On April 28, 1976, the U.S. Fish and Wildlife Service listed the Mexican gray wolf for protection under the Endangered Species Act. The highly intelligent, social animal was once a mainstay of the American Southwest. Sadly, the decision to protect it came a little late for the lobo. The livestock industry, hunters and government agents had already all but exterminated the species in the Four Corners states. But there was still a glimmer of hope, south of the border. A few of the species remained in Mexico. So between 1977-1980, the service and its Mexican counterpart worked together to round up the last remaining wild lobos in an attempt to save the whole species.
Their efforts resulted in the capture of seven wolves. Today, all wild lobos that remain in the wild are descendants of those seven.

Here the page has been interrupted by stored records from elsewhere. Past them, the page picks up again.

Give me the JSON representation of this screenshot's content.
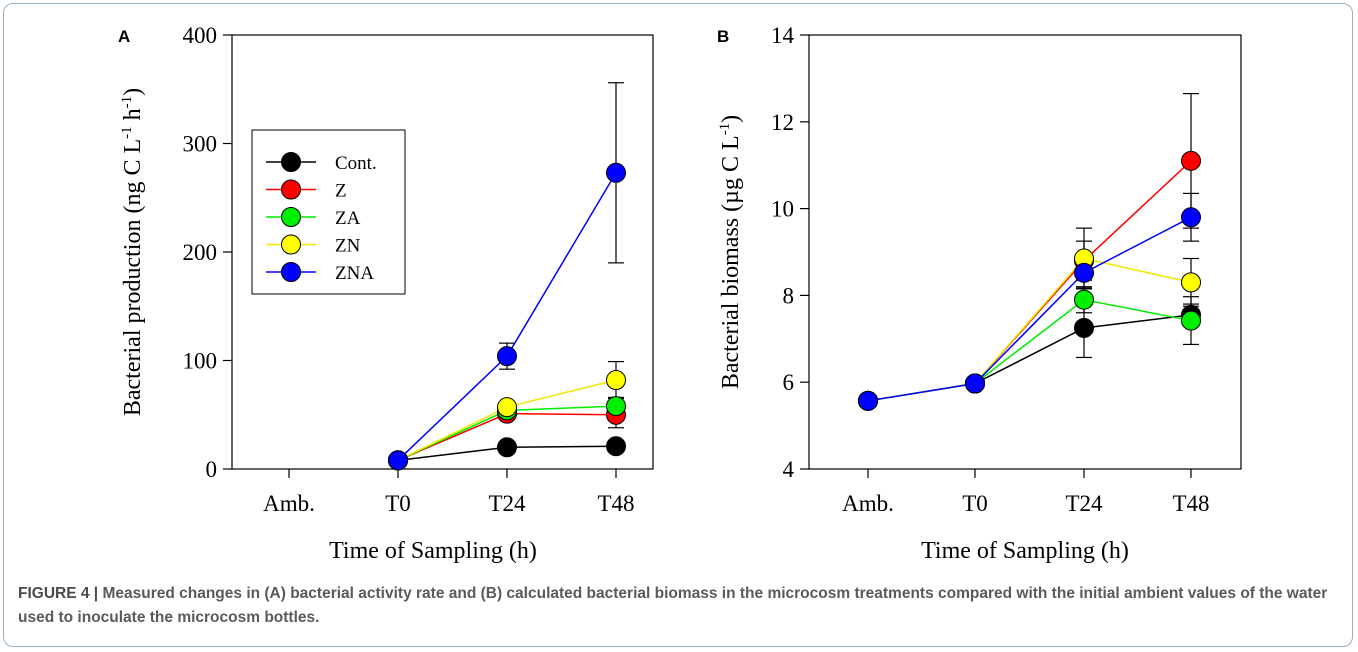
{
  "figure": {
    "caption_label": "FIGURE 4 |",
    "caption_text": "Measured changes in (A) bacterial activity rate and (B) calculated bacterial biomass in the microcosm treatments compared with the initial ambient values of the water used to inoculate the microcosm bottles."
  },
  "chart_data": [
    {
      "panel": "A",
      "type": "line",
      "categories": [
        "Amb.",
        "T0",
        "T24",
        "T48"
      ],
      "xlabel": "Time of Sampling (h)",
      "ylabel": "Bacterial production (ng C L-1 h-1)",
      "ylim": [
        0,
        400
      ],
      "yticks": [
        0,
        100,
        200,
        300,
        400
      ],
      "legend": "top-left",
      "series": [
        {
          "name": "Cont.",
          "color": "#000000",
          "values": [
            null,
            8,
            20,
            21
          ],
          "err": [
            null,
            0,
            3,
            3
          ]
        },
        {
          "name": "Z",
          "color": "#ff0000",
          "values": [
            null,
            8,
            51,
            50
          ],
          "err": [
            null,
            0,
            3,
            12
          ]
        },
        {
          "name": "ZA",
          "color": "#00ee00",
          "values": [
            null,
            8,
            54,
            58
          ],
          "err": [
            null,
            0,
            3,
            8
          ]
        },
        {
          "name": "ZN",
          "color": "#ffff00",
          "values": [
            null,
            8,
            57,
            82
          ],
          "err": [
            null,
            0,
            3,
            17
          ]
        },
        {
          "name": "ZNA",
          "color": "#0000ff",
          "values": [
            null,
            8,
            104,
            273
          ],
          "err": [
            null,
            0,
            12,
            83
          ]
        }
      ]
    },
    {
      "panel": "B",
      "type": "line",
      "categories": [
        "Amb.",
        "T0",
        "T24",
        "T48"
      ],
      "xlabel": "Time of Sampling (h)",
      "ylabel": "Bacterial biomass (µg C L-1)",
      "ylim": [
        4,
        14
      ],
      "yticks": [
        4,
        6,
        8,
        10,
        12,
        14
      ],
      "series": [
        {
          "name": "Cont.",
          "color": "#000000",
          "values": [
            5.57,
            5.97,
            7.25,
            7.55
          ],
          "err": [
            0,
            0,
            0.68,
            0.25
          ]
        },
        {
          "name": "Z",
          "color": "#ff0000",
          "values": [
            5.57,
            5.97,
            8.8,
            11.1
          ],
          "err": [
            0,
            0,
            0.45,
            1.55
          ]
        },
        {
          "name": "ZA",
          "color": "#00ee00",
          "values": [
            5.57,
            5.97,
            7.9,
            7.42
          ],
          "err": [
            0,
            0,
            0.3,
            0.55
          ]
        },
        {
          "name": "ZN",
          "color": "#ffff00",
          "values": [
            5.57,
            5.97,
            8.85,
            8.3
          ],
          "err": [
            0,
            0,
            0.7,
            0.55
          ]
        },
        {
          "name": "ZNA",
          "color": "#0000ff",
          "values": [
            5.57,
            5.97,
            8.52,
            9.8
          ],
          "err": [
            0,
            0,
            0.35,
            0.55
          ]
        }
      ]
    }
  ]
}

Today marks the 40th anniversary of the listing of Mexican gray wolves. One might think that in four decades the wolf would have bounced back. But with only 97 individuals existing in the wild at the end of 2015, and fewer than 25 in Mexico, the Mexican gray wolf remains one of the most endangered mammals in North America and faces a serious risk of extinction.
The reason the wolves have struggled to survive is that the U.S. Fish and Wildlife Service has failed to take necessary action to secure a future for the lobo. The service has time and again bowed to pressure from special interest groups and state leaders in Arizona, Colorado, Utah and New Mexico who don’t want the species reestablished within their borders. In doing so, the service has never completed a crucial and legally-required part of its duty to protect this species: It has never finalized a scientifically-sound recovery plan to serve as a blueprint for establishing a healthy, sustainable population of Mexican gray wolves in the wild.
This week, though, some good news came the lobo’s way. Earthjustice, on behalf of a coalition of conservation groups, wolf centers and a former U.S. Fish and Wildlife Service biologist, reached an agreement with the service to finalize a recovery plan by the end of 2017.
Without a recovery plan in place, the restoration of the wolf in the wild has been severely hamstrung. Illegal killing by poachers poses an ongoing threat to wolves and is difficult for authorities to track and prosecute. The legal removal of wolves due to conflicts with livestock has also reduced the population. But the biggest threat to the recovery of the species is its problem of inbreeding, due to the severely shallow gene pool.
The service’s Mexican gray wolf conservation efforts have also been hobbled by insufficient releases of captive wolves into the wild population, excessive removals of wild wolves, and arbitrary geographic restrictions on wolf occupancy of promising recovery habitat such as in the Grand Canyon ecoregion and in northern New Mexico and southern Colorado. The service in 2010 admitted that the wild Mexican gray wolf population “is not thriving” and remains “at risk of failure,” and further admitted that “failure to develop an up-to-date recovery plan results in inadequate guidance for the reintroduction and recovery effort.”
This agreement offers new hope for the lobo of southwestern lore. In its finalization of the plan, we urge the service to stay out of politics and follow the science. Give this wolf a fighting chance at survival.